Cet amendement vise à rétablir le droit de communication confié par le Sénat à la HATVP afin d’exercer au mieux ses missions d’autorité administrative indépendante. En l’état du droit, la Haute autorité est contrainte de s’adresser à l’administration fiscale qui exerce ce droit de communication. Les propos du Président Nadal lors de l’audition par la commission des lois de l’Assemblée sont édifiant à cet égard : « Alors que le Sénat a pris à son compte la nécessaire indépendance du fisc et de la Haute Autorité, le Gouvernement a proposé au Sénat un amendement qui aboutit à un droit de communication autonome croupion puisqu’existant uniquement vis-à-vis des organismes bancaires.
Il me semble que cela complexifie inutilement les choses et cela restreint le droit de communication autonome aux seuls éléments patrimoniaux.

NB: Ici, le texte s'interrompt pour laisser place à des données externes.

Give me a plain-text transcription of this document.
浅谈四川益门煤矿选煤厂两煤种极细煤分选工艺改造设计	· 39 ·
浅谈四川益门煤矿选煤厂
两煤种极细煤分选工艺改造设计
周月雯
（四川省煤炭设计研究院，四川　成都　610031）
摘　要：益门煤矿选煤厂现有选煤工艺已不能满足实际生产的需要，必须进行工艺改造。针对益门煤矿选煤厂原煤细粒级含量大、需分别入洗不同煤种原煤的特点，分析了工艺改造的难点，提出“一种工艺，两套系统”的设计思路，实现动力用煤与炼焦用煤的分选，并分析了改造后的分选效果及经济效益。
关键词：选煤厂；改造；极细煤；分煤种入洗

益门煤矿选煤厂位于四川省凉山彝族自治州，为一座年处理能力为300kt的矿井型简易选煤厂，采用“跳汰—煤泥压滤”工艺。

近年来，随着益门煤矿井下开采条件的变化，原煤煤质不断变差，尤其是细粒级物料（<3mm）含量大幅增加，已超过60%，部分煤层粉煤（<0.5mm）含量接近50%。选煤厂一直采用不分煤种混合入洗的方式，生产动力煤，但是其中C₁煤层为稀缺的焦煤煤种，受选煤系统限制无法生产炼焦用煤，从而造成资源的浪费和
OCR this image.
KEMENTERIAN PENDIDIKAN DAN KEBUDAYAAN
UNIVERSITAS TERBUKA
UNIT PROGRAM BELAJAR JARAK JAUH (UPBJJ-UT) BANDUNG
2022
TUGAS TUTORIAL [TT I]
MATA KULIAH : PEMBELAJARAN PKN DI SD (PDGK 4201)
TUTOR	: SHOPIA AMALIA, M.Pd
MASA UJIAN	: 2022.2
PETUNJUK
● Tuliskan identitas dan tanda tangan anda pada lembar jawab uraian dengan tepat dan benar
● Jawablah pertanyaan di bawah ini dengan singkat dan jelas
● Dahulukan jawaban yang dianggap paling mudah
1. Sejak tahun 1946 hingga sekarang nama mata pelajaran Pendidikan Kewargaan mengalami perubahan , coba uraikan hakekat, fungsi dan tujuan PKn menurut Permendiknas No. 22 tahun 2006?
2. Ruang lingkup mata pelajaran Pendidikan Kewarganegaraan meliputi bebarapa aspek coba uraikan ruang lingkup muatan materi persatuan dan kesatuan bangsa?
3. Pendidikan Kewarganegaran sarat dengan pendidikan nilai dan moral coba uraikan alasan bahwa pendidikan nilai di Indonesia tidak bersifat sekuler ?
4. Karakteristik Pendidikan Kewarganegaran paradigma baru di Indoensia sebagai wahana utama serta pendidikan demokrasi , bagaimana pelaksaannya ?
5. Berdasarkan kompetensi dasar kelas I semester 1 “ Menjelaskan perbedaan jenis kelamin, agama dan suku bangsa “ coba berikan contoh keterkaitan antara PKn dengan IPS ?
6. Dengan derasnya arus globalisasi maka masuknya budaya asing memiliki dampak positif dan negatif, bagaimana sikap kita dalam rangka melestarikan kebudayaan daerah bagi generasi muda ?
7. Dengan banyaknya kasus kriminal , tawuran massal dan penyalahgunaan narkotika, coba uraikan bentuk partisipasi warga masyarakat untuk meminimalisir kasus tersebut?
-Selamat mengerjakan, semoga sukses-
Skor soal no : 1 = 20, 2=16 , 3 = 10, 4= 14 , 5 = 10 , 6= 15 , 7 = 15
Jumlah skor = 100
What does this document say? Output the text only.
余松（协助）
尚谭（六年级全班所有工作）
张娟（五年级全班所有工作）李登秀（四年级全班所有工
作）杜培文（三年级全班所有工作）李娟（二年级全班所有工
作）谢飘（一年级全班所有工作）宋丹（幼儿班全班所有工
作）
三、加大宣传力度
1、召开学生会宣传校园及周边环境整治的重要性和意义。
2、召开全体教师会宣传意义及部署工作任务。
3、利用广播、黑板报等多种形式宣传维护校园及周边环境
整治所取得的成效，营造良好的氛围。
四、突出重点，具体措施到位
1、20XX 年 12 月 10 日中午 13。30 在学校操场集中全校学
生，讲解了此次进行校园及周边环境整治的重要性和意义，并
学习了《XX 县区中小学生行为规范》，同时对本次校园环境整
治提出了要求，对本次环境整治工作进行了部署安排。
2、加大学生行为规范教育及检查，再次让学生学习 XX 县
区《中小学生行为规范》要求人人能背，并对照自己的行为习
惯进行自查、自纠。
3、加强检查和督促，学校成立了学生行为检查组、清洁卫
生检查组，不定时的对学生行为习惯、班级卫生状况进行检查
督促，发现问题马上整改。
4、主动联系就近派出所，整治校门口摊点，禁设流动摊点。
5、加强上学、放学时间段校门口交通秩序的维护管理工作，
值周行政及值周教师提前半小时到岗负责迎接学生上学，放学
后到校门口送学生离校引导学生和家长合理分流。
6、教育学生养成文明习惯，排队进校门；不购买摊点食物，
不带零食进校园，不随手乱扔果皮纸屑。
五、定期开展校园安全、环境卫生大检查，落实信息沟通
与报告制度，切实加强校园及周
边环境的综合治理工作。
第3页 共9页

Par exemple, la Haute Autorité pourra solliciter elle-même une banque pour obtenir le solde d’un compte bancaire d’un responsable public mais devra passer par l’intermédiaire de l’administration fiscale pour obtenir les statuts de sa société de conseil et s’assurer que l’activité de celle-ci ne le place pas en situation de conflit d’intérêts.
Non seulement, la solution proposée par le Gouvernement crée deux voies distinctes pour permettre à la Haute Autorité d’obtenir communication des informations nécessaires à son contrôle. Mais elle maintient également une large part de la procédure actuelle qui aboutit à informer systématiquement l’administration fiscale et donc, potentiellement, le ministre dont elle dépend, des investigations et démarches de la Haute Autorité et des réponses qui lui sont destinées, ce qui nuit fortement à notre indépendance. »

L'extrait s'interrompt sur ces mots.